Diario di un ventenne: l'università

07.09.2022

Ciao a tutti. Capperi, oggi voglio parlare della mia

esperienza universitaria che posso sintetizzare

con una parola: orribile.

Perché dico questo? Perché a parte non essermi

servito a niente, in termini di preparazione e in

termini di opportunità lavorative è stato anche

molto pesante. Il dover imparare a memoria

quintalate di teorie e formule che non hanno

minimamente riscontro nella realtà. Lo studiare

qualcosa di sociale (come l'economia) con

ossessione e rigore matematico mi ha lasciato,

nel pieno del mio percorso senza forza di

volontà. Andavo avanti per inerzia,

appoggiandomi a qualche secchione di turno.

Ho passato egregiamente esami, senza sapere

neanche di cosa parlasse la materia trattata...ho

visto compagni cadere negli abissi della

frustrazione e dell'ansia.

Ho sofferto molto il mortorio dei rapporti

interpersonali tra gli studenti dei dipartimenti

scientifici...solo orientati ad un cameratismo

finalizzato al passaggio dell'esame di turno.

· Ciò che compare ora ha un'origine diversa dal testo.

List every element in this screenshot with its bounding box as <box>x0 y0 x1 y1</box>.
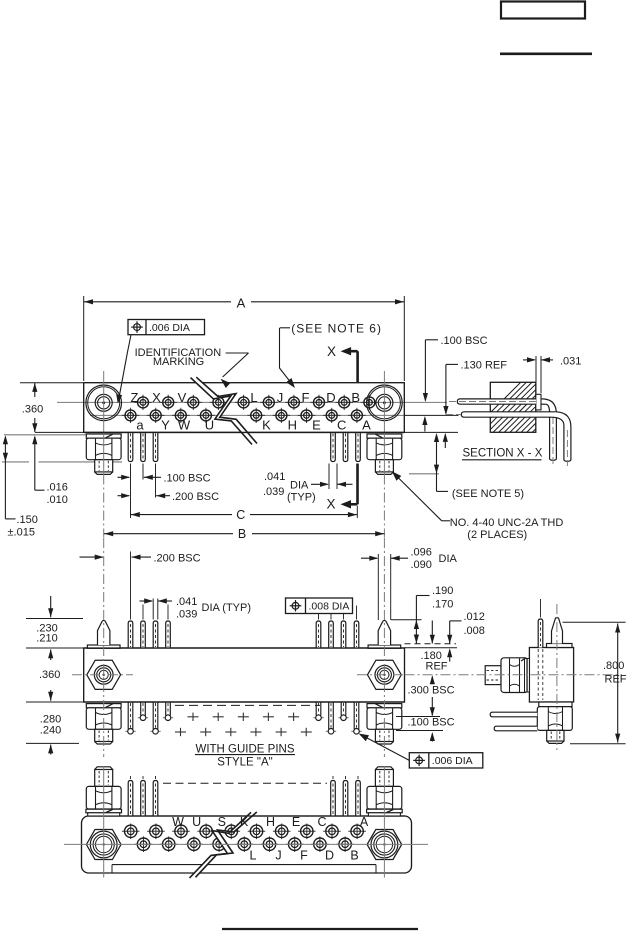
middle view horizontal centreline <box>72 674 133 676</box>
dim .190/.170 <box>414 585 454 644</box>
bottom view vertical centrelines <box>103 766 105 878</box>
view1 top-row centreline <box>57 401 447 403</box>
pin tip level line (right) <box>391 619 422 621</box>
dim B <box>104 527 385 541</box>
svg-text:.012: .012 <box>464 611 485 623</box>
side view lower nut <box>537 707 572 731</box>
inverted nut assy right (bottom view) <box>367 767 403 816</box>
contact top row 9 <box>361 395 379 410</box>
contact bottom-view top row 7 <box>298 824 316 840</box>
hex standoff right (middle view) <box>368 660 402 689</box>
position crosses (middle view) <box>175 713 312 737</box>
svg-text:REF: REF <box>426 660 448 672</box>
break band view1 <box>191 377 258 444</box>
contact bottom-view bottom row 5 <box>261 836 279 852</box>
contact top row 7 <box>310 395 328 410</box>
thread note leader <box>442 520 450 522</box>
tail pin left 130.5 <box>128 432 133 461</box>
.041 extension lines on pin 155.5 <box>152 599 154 620</box>
side view vertical centreline <box>556 604 558 750</box>
svg-text:.210: .210 <box>36 633 57 645</box>
svg-text:(TYP): (TYP) <box>287 492 316 504</box>
guide pin right (middle view) <box>368 620 401 648</box>
view1 hole vertical centrelines <box>103 371 105 475</box>
svg-text:.170: .170 <box>432 599 453 611</box>
section cutting line bottom <box>356 464 359 505</box>
view1 bottom-row centreline <box>90 414 404 416</box>
right mounting nut assy (view1) <box>367 434 402 474</box>
svg-text:.041: .041 <box>264 471 285 483</box>
svg-text:DIA (TYP): DIA (TYP) <box>202 602 252 614</box>
svg-text:K: K <box>262 418 271 433</box>
svg-text:.200 BSC: .200 BSC <box>154 552 201 564</box>
svg-text:.130 REF: .130 REF <box>461 360 508 372</box>
svg-text:J: J <box>275 849 281 863</box>
dim .031 <box>523 356 581 394</box>
flange top dashed line <box>405 643 457 645</box>
svg-text:X: X <box>327 344 336 359</box>
svg-text:.041: .041 <box>176 596 197 608</box>
svg-text:H: H <box>288 418 297 433</box>
bottom view pins right <box>331 776 336 816</box>
svg-text:.360: .360 <box>22 404 43 416</box>
pin extension lines (view1 dims) <box>130 464 132 519</box>
recess line (bottom view) <box>112 864 376 866</box>
top right rule <box>500 52 592 55</box>
contact bottom-view bottom row 2 <box>185 836 203 852</box>
contact top row 0 <box>134 395 152 410</box>
svg-text:F: F <box>300 849 308 863</box>
svg-text:X: X <box>326 496 335 511</box>
view1 bottom-row extension (right, solid) <box>404 414 458 416</box>
svg-text:J: J <box>277 390 284 405</box>
contact top row 8 <box>335 395 353 410</box>
mounting nut assy below (middle view, left) <box>86 704 121 744</box>
svg-text:L: L <box>250 849 257 863</box>
contact bottom-view top row 0 <box>122 824 140 840</box>
dim C <box>131 508 358 522</box>
svg-text:STYLE "A": STYLE "A" <box>217 756 272 768</box>
svg-text:C: C <box>337 418 346 433</box>
bottom view horizontal centreline <box>64 843 428 845</box>
side view washers <box>525 659 527 693</box>
B/C extension centrelines <box>103 475 105 538</box>
svg-text:A: A <box>360 815 369 829</box>
dim .130 REF <box>443 360 508 449</box>
section pin top row <box>449 399 556 464</box>
dim .041/.039 DIA TYP (middle) <box>140 596 252 621</box>
svg-text:.190: .190 <box>432 585 453 597</box>
dim .230/.210 <box>36 596 57 660</box>
svg-text:W: W <box>172 815 184 829</box>
hex standoff left (middle view) <box>87 660 121 689</box>
svg-text:.010: .010 <box>47 494 68 506</box>
contact bottom-view bottom row 3 <box>210 836 228 852</box>
fcf .008 DIA <box>286 598 353 614</box>
svg-text:(SEE NOTE 6): (SEE NOTE 6) <box>291 322 382 336</box>
svg-text:X: X <box>152 390 161 405</box>
svg-text:D: D <box>325 849 334 863</box>
leader from fcf to body <box>119 335 132 401</box>
dim A <box>84 296 405 382</box>
svg-text:B: B <box>351 390 360 405</box>
svg-text:.800: .800 <box>603 660 624 672</box>
svg-text:(2 PLACES): (2 PLACES) <box>467 529 527 541</box>
dim .280/.240 <box>40 714 61 755</box>
nut bottom extension line <box>2 461 29 463</box>
side view lower stud <box>547 730 564 743</box>
svg-text:H: H <box>266 815 275 829</box>
upper pins left group (middle view) <box>128 552 133 649</box>
inverted nut assy left (bottom view) <box>86 767 122 816</box>
contact bottom-view bottom row 6 <box>286 836 304 852</box>
contact bottom-view top row 3 <box>197 824 215 840</box>
body edges re-stroke (middle view) <box>84 647 405 649</box>
middle view vertical centrelines <box>103 538 105 757</box>
side view screw head <box>485 666 501 685</box>
lower pins left group (middle view) <box>125 702 135 734</box>
svg-text:.031: .031 <box>560 356 581 368</box>
dim .800 REF <box>563 622 627 744</box>
svg-text:Y: Y <box>161 418 170 433</box>
contact bottom-view top row 6 <box>273 824 291 840</box>
extra arrow at 432 <box>430 621 435 644</box>
svg-text:C: C <box>236 508 245 522</box>
side view horizontal centreline <box>405 674 623 676</box>
contact bottom row 9 <box>348 408 366 423</box>
side view guide pin up <box>552 617 563 643</box>
contact bottom row 8 <box>323 408 341 423</box>
svg-text:REF: REF <box>605 674 627 686</box>
side view nut <box>501 658 528 693</box>
dim .096/.090 DIA <box>361 547 458 621</box>
side view left pin bar 2 <box>494 726 537 731</box>
svg-text:.090: .090 <box>411 559 432 571</box>
svg-text:U: U <box>192 815 201 829</box>
svg-text:F: F <box>302 390 310 405</box>
svg-text:a: a <box>136 418 144 433</box>
contact bottom row 5 <box>247 408 265 423</box>
svg-text:D: D <box>326 390 335 405</box>
contact bottom row 2 <box>172 408 190 423</box>
dim .012/.008 <box>447 611 485 662</box>
tail pin right 333.0 <box>331 432 336 461</box>
phantom dashes (middle view broken area) <box>175 704 320 706</box>
svg-text:A: A <box>237 296 246 311</box>
dim .100 BSC (view1) <box>118 472 211 484</box>
body top edge re-stroke (bottom view) <box>88 815 405 817</box>
dim .360 (view1) <box>22 383 43 432</box>
svg-text:.016: .016 <box>47 482 68 494</box>
connector body (front view) <box>84 383 405 433</box>
svg-text:A: A <box>362 418 371 433</box>
right mounting hole <box>367 385 403 421</box>
dim .150 +/-.015 <box>3 435 38 538</box>
svg-text:K: K <box>240 815 249 829</box>
dim .016/.010 <box>32 435 68 506</box>
section block hatching <box>466 379 628 437</box>
connector body (middle view) <box>84 648 405 702</box>
guide pin left (middle view) <box>87 620 120 648</box>
svg-text:.100 BSC: .100 BSC <box>164 472 211 484</box>
svg-text:E: E <box>312 418 321 433</box>
tail pin left 155.5 <box>153 432 158 461</box>
svg-text:NO. 4-40 UNC-2A THD: NO. 4-40 UNC-2A THD <box>450 517 564 529</box>
see note 5 leader dim <box>434 433 524 500</box>
phantom dashes (bottom view) <box>163 782 327 784</box>
bottom view pins left <box>128 776 133 816</box>
revision box (top right) <box>501 2 585 19</box>
svg-text:WITH GUIDE PINS: WITH GUIDE PINS <box>195 743 294 755</box>
hidden lines in block <box>537 649 539 700</box>
dim .300 BSC <box>408 675 455 716</box>
contact bottom row 3 <box>197 408 215 423</box>
pin bar extension lines <box>396 716 440 718</box>
svg-text:L: L <box>250 390 257 405</box>
hex standoff right (bottom view) <box>367 830 402 860</box>
svg-text:B: B <box>238 527 246 541</box>
svg-text:.150: .150 <box>17 514 38 526</box>
identification leader <box>226 352 249 354</box>
see note 6 leader <box>280 327 290 329</box>
side view lower washer <box>539 702 572 707</box>
dim .100 BSC (rows) <box>422 335 487 432</box>
contact bottom-view bottom row 4 <box>236 836 254 852</box>
contact tab (.031) <box>536 394 541 410</box>
upper pins right group (middle view) <box>316 606 321 649</box>
side view left pin bar 1 <box>490 712 537 717</box>
svg-text:DIA: DIA <box>290 480 309 492</box>
break band bottom view <box>190 812 257 878</box>
contact bottom-view top row 1 <box>147 824 165 840</box>
svg-text:.100 BSC: .100 BSC <box>441 335 488 347</box>
contact bottom-view bottom row 0 <box>135 836 153 852</box>
contact bottom-view bottom row 7 <box>311 836 329 852</box>
svg-text:(SEE NOTE 5): (SEE NOTE 5) <box>452 488 524 500</box>
contact top row 4 <box>235 395 253 410</box>
dim .200 BSC (view1) <box>118 491 220 503</box>
contact bottom row 1 <box>147 408 165 423</box>
contact bottom-view top row 2 <box>172 824 190 840</box>
contact top row 5 <box>260 395 278 410</box>
washer line extension (left) <box>4 434 122 436</box>
connector body (bottom view) <box>82 816 412 873</box>
contact bottom-view top row 5 <box>248 824 266 840</box>
svg-text:±.015: ±.015 <box>8 527 35 539</box>
dim .041/.039 DIA TYP (view1) <box>263 471 353 504</box>
left mounting hole <box>86 385 122 421</box>
svg-text:W: W <box>178 418 191 433</box>
svg-text:MARKING: MARKING <box>153 356 204 368</box>
side view contact pin up <box>538 599 543 648</box>
svg-text:B: B <box>350 849 358 863</box>
dim .100 BSC (side) <box>408 717 455 742</box>
section cutting line top <box>356 351 359 382</box>
svg-text:.360: .360 <box>39 669 60 681</box>
svg-text:.100 BSC: .100 BSC <box>408 717 455 729</box>
svg-text:SECTION X - X: SECTION X - X <box>463 448 543 460</box>
lower pins right group (middle view) <box>313 702 323 721</box>
svg-text:.039: .039 <box>263 486 284 498</box>
contact top row 2 <box>185 395 203 410</box>
tail pin right 358.0 <box>356 432 361 461</box>
left mounting nut assy (view1) <box>86 434 121 474</box>
body top extension (right) <box>405 647 458 649</box>
svg-text:Z: Z <box>131 390 139 405</box>
svg-text:.039: .039 <box>176 608 197 620</box>
contact bottom row 0 <box>122 408 140 423</box>
tail pin left 143.0 <box>141 432 146 461</box>
svg-text:.006 DIA: .006 DIA <box>432 755 473 767</box>
body top edge extension (left, for .360) <box>20 382 84 384</box>
hex standoff left (bottom view) <box>86 830 121 860</box>
svg-text:.006 DIA: .006 DIA <box>149 322 190 334</box>
side view block <box>529 648 573 703</box>
mounting nut assy below (middle view, right) <box>367 704 402 744</box>
svg-text:E: E <box>292 815 300 829</box>
contact top row 3 <box>210 395 228 410</box>
contact bottom row 6 <box>273 408 291 423</box>
contact top row 6 <box>285 395 303 410</box>
svg-text:DIA: DIA <box>439 553 458 565</box>
svg-text:.200 BSC: .200 BSC <box>172 491 219 503</box>
dim .200 BSC (middle) <box>80 552 201 564</box>
svg-text:.240: .240 <box>40 724 61 736</box>
contact bottom-view top row 8 <box>323 824 341 840</box>
stud bottom extension (right) <box>409 473 439 475</box>
contact bottom-view bottom row 1 <box>160 836 178 852</box>
guide pin flange (side) <box>547 644 573 648</box>
contact bottom row 7 <box>298 408 316 423</box>
svg-text:U: U <box>205 418 214 433</box>
fcf leader to pin <box>361 735 410 761</box>
section pin bottom row <box>446 412 571 466</box>
svg-text:.008 DIA: .008 DIA <box>309 601 350 613</box>
contact top row 1 <box>159 395 177 410</box>
body bottom edge extensions <box>35 431 84 433</box>
tail pin right 345.5 <box>343 432 348 461</box>
svg-text:.096: .096 <box>411 547 432 559</box>
contact bottom-view bottom row 8 <box>336 836 354 852</box>
svg-text:S: S <box>218 815 226 829</box>
svg-text:V: V <box>178 390 187 405</box>
fcf .006 DIA (view1) <box>128 320 205 335</box>
bottom centre rule <box>222 928 418 930</box>
contact bottom-view top row 4 <box>223 824 241 840</box>
middle view left dimension lines <box>26 618 83 620</box>
svg-text:.300 BSC: .300 BSC <box>408 685 455 697</box>
svg-text:.008: .008 <box>464 625 485 637</box>
contact bottom-view top row 9 <box>348 824 366 840</box>
body bottom edge re-stroke <box>84 431 405 433</box>
fcf .006 DIA (bottom) <box>409 753 483 768</box>
svg-text:C: C <box>317 815 326 829</box>
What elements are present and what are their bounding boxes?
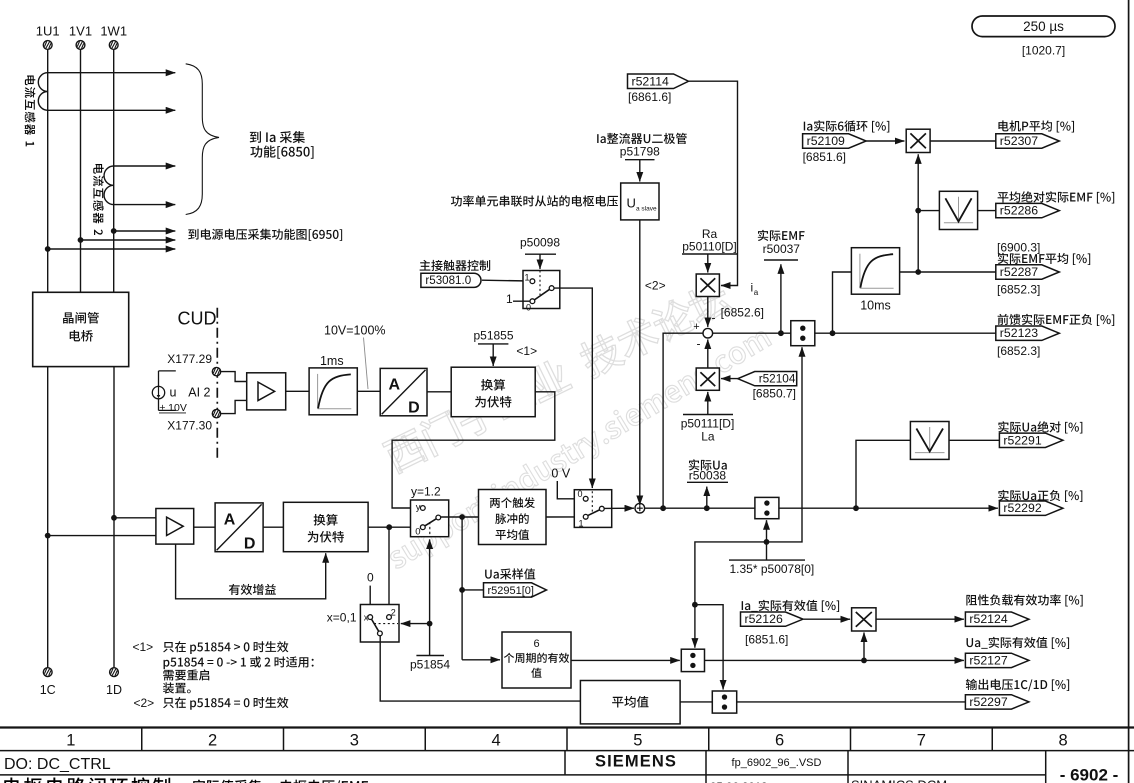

Non si era interessati a conoscersi veramente; a

scoprire veramente come funziona il mondo...ma

ognuno era interessato solo al suo ritorno

personale...troppo era la pressione familiare ed

egoica sopportata da ognuno.

Ricordo bene il senso di autosfruttamento ed ottimizzazione a cui

ogni studente era sottoposto. Si guardavano i video di come

schedulare al meglio la propria giornata (grazie ai consigli dei

migliori studenti di Oxford) e si resisteva alle varie sessioni pomodoro

di studio.

Ad ogni esame vi era qualcuno che stava male, qualche attacco

nervoso di diarrea, uno sciamare interminabile di tic, riti ed

angosce.

Tutto questo per cosa? Per quale risultato? Nessuno.

Si viene costretti ad affrontare un percorso universitario, solo da

un bieco ed insulso conformismo. Solo affinché i nostri genitori si

possano vantare dei nostri traguardi, indifferenti alla qualità del

tempo della nostra giovinezza.

Perché cari lettore, sono i più splendidi anni di gioventù quelli che

si vivono tra i banchi di scuola; e questi vengono sprecati e dati in

pasto alla mente e ad un sistema che non vuole altro se non

uniformarci, spegnerci e standardizzarci.